Il Mediterraneo è la regione marina più invasa al mondo da specie biologiche esotiche. È quanto emerge da uno studio coordinato dall’Istituto per le risorse biologiche e biotecnologie marine del Consiglio Nazionale delle Ricerche (CNR-Irbim) di Ancona.
Lo studio coinvolge anche ricercatori della Stazione Zoologica Anton Dohrn di Napoli (SZN), dell’Istituto Zooprofilattico Sperimentale del Mezzogiorno di Napoli e dell’Istituto Superiore per la Protezione e la Ricerca Ambientale (ISPRA).
Pubblicata sulla rivista Global Change Biology, la ricerca ricostruisce la storia delle invasioni biologiche per le specie ittiche introdotte a partire dal 1896, mostrando come negli ultimi 130 anni il mare nostrum abbia subito l’arrivo di circa duecento nuove specie ittiche.

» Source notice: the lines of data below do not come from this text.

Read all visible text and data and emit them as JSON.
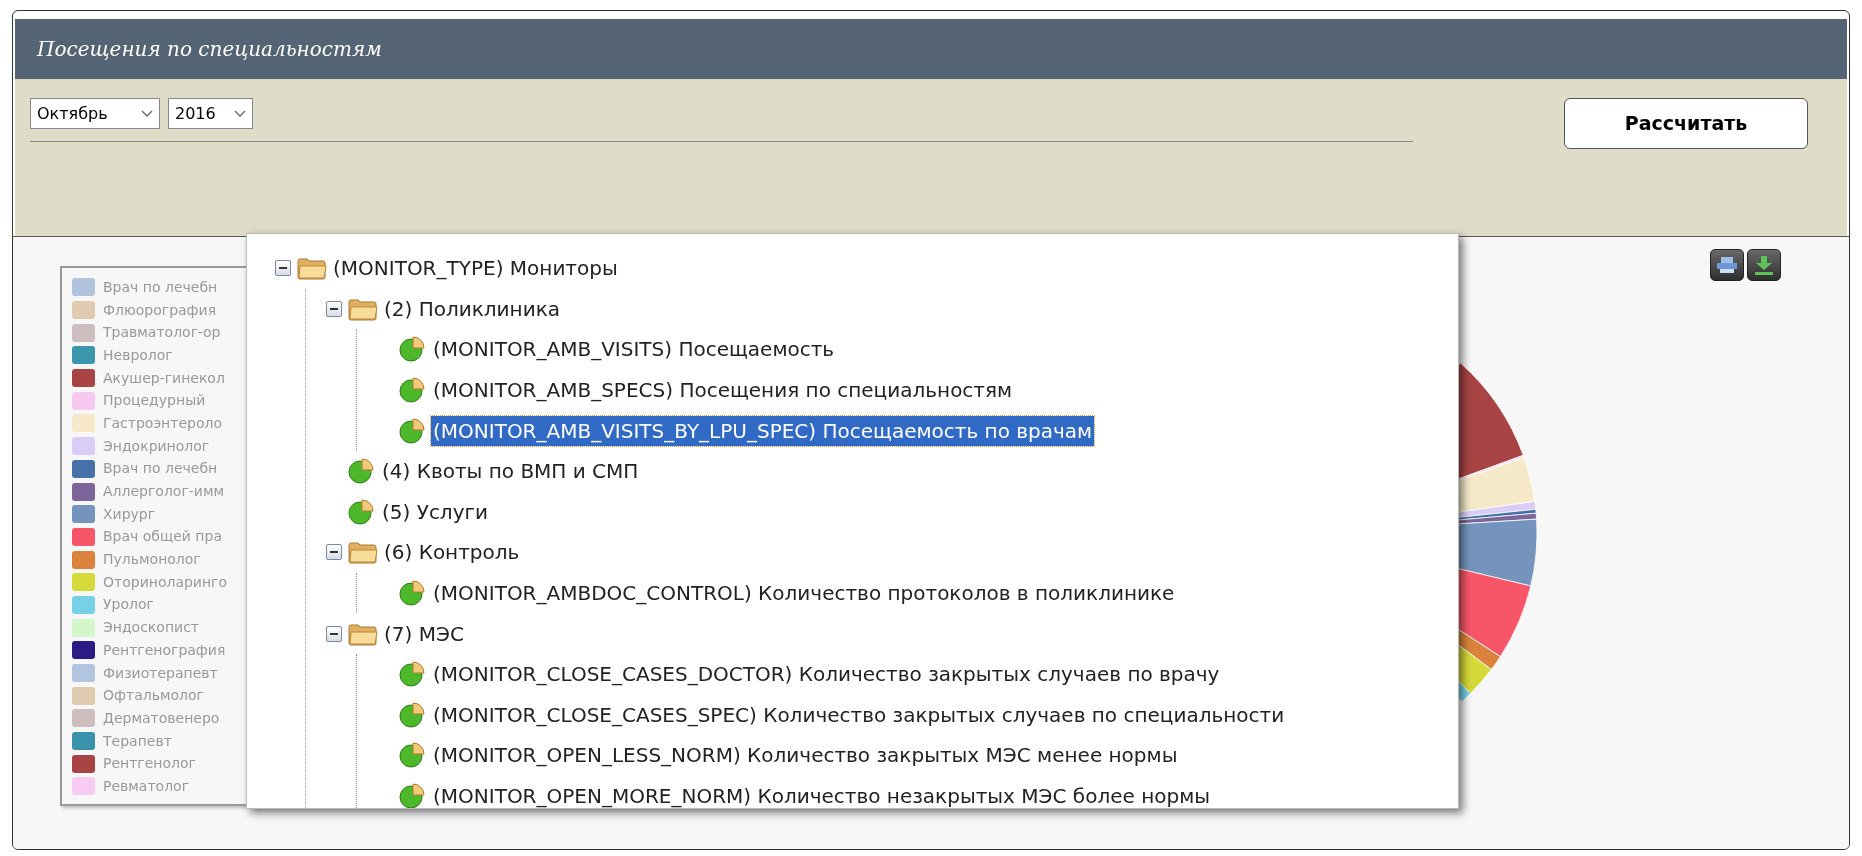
{
  "header": {
    "title": "Посещения по специальностям"
  },
  "filters": {
    "month": "Октябрь",
    "year": "2016",
    "calculate_button": "Рассчитать"
  },
  "legend": [
    {
      "label": "Врач по лечебн",
      "color": "#b0c4de"
    },
    {
      "label": "Флюорография",
      "color": "#e0cbb0"
    },
    {
      "label": "Травматолог-ор",
      "color": "#cdbfc0"
    },
    {
      "label": "Невролог",
      "color": "#3b95ad"
    },
    {
      "label": "Акушер-гинекол",
      "color": "#a84444"
    },
    {
      "label": "Процедурный",
      "color": "#f7c9f0"
    },
    {
      "label": "Гастроэнтероло",
      "color": "#f5e9c9"
    },
    {
      "label": "Эндокринолог",
      "color": "#d9ccf5"
    },
    {
      "label": "Врач по лечебн",
      "color": "#4570a8"
    },
    {
      "label": "Аллерголог-имм",
      "color": "#7a6499"
    },
    {
      "label": "Хирург",
      "color": "#7494bd"
    },
    {
      "label": "Врач общей пра",
      "color": "#f75669"
    },
    {
      "label": "Пульмонолог",
      "color": "#db833d"
    },
    {
      "label": "Оториноларинго",
      "color": "#d6d93a"
    },
    {
      "label": "Уролог",
      "color": "#77d1e6"
    },
    {
      "label": "Эндоскопист",
      "color": "#d3f7cb"
    },
    {
      "label": "Рентгенография",
      "color": "#2b1b85"
    },
    {
      "label": "Физиотерапевт",
      "color": "#b1c4e0"
    },
    {
      "label": "Офтальмолог",
      "color": "#e1cbb1"
    },
    {
      "label": "Дерматовенеро",
      "color": "#cdbdbd"
    },
    {
      "label": "Терапевт",
      "color": "#3a93ab"
    },
    {
      "label": "Рентгенолог",
      "color": "#a84343"
    },
    {
      "label": "Ревматолог",
      "color": "#f8cbf2"
    }
  ],
  "tree": [
    {
      "kind": "folder",
      "label": "(MONITOR_TYPE) Мониторы",
      "expanded": true,
      "children": [
        {
          "kind": "folder",
          "label": "(2) Поликлиника",
          "expanded": true,
          "children": [
            {
              "kind": "monitor",
              "label": "(MONITOR_AMB_VISITS) Посещаемость",
              "selected": false
            },
            {
              "kind": "monitor",
              "label": "(MONITOR_AMB_SPECS) Посещения по специальностям",
              "selected": false
            },
            {
              "kind": "monitor",
              "label": "(MONITOR_AMB_VISITS_BY_LPU_SPEC) Посещаемость по врачам",
              "selected": true
            }
          ]
        },
        {
          "kind": "monitor",
          "label": "(4) Квоты по ВМП и СМП",
          "selected": false
        },
        {
          "kind": "monitor",
          "label": "(5) Услуги",
          "selected": false
        },
        {
          "kind": "folder",
          "label": "(6) Контроль",
          "expanded": true,
          "children": [
            {
              "kind": "monitor",
              "label": "(MONITOR_AMBDOC_CONTROL) Количество протоколов в поликлинике",
              "selected": false
            }
          ]
        },
        {
          "kind": "folder",
          "label": "(7) МЭС",
          "expanded": true,
          "children": [
            {
              "kind": "monitor",
              "label": "(MONITOR_CLOSE_CASES_DOCTOR) Количество закрытых случаев по врачу",
              "selected": false
            },
            {
              "kind": "monitor",
              "label": "(MONITOR_CLOSE_CASES_SPEC) Количество закрытых случаев по специальности",
              "selected": false
            },
            {
              "kind": "monitor",
              "label": "(MONITOR_OPEN_LESS_NORM) Количество закрытых МЭС менее нормы",
              "selected": false
            },
            {
              "kind": "monitor",
              "label": "(MONITOR_OPEN_MORE_NORM) Количество незакрытых МЭС более нормы",
              "selected": false
            }
          ]
        }
      ]
    }
  ]
}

“Lo studio dimostra come il fenomeno abbia avuto un’importante accelerazione a partire dagli anni ’90 e come le invasioni più recenti siano capaci delle più rapide e spettacolari espansioni geografiche”, ha spiegato Ernesto Azzurro del CNR-Irbim, coordinatore della ricerca. “Da oltre un secolo, ricercatori e ricercatrici di tutti i paesi mediterranei hanno documentato nella letteratura scientifica questo fenomeno, identificando oltre 200 nuove specie ittiche e segnalando le loro catture e la loro progressiva espansione. Grazie alla revisione di centinaia di questi articoli e alla georeferenziazione di migliaia di osservazioni, abbiamo potuto ricostruire la progressiva invasione nel Mediterraneo”.
I ricercatori hanno identificato, in particolare, due “porte di ingresso” per le nuove specie. “Le specie del Mar Rosso, entrate dal canale di Suez (inaugurato nel 1869), sono le più rappresentate e problematiche. Ci sono, tuttavia, altri importanti vettori come il trasporto navale ed il rilascio da acquari. I ricercatori hanno considerato anche la provenienza atlantica tramite lo stretto di Gibilterra”, ha continuato Azzurro.
L’impatto di questo fenomeno sul fronte ambientale ed economico-sociale non è trascurabile.“Alcune di queste specie costituiscono nuove risorse per la pesca, ben adattate a climi tropicali e già utilizzate nei settori più orientali del Mediterraneo”, ha spiegato ancora il ricercatore. “Allo stesso tempo, molti ‘invasori’ provocano il deterioramento degli habitat naturali, riducendo drasticamente la biodiversità locale ed entrando in competizione con specie native, endemiche e più vulnerabili. Il ritmo della colonizzazione è così rapido da aver già cambiato l’identità faunistica del nostro mare; pertanto ricostruire la storia del fenomeno permette di capire meglio la trasformazione in atto e fornisce un esempio emblematico di globalizzazione biotica negli ambienti marini dell’intero pianeta”.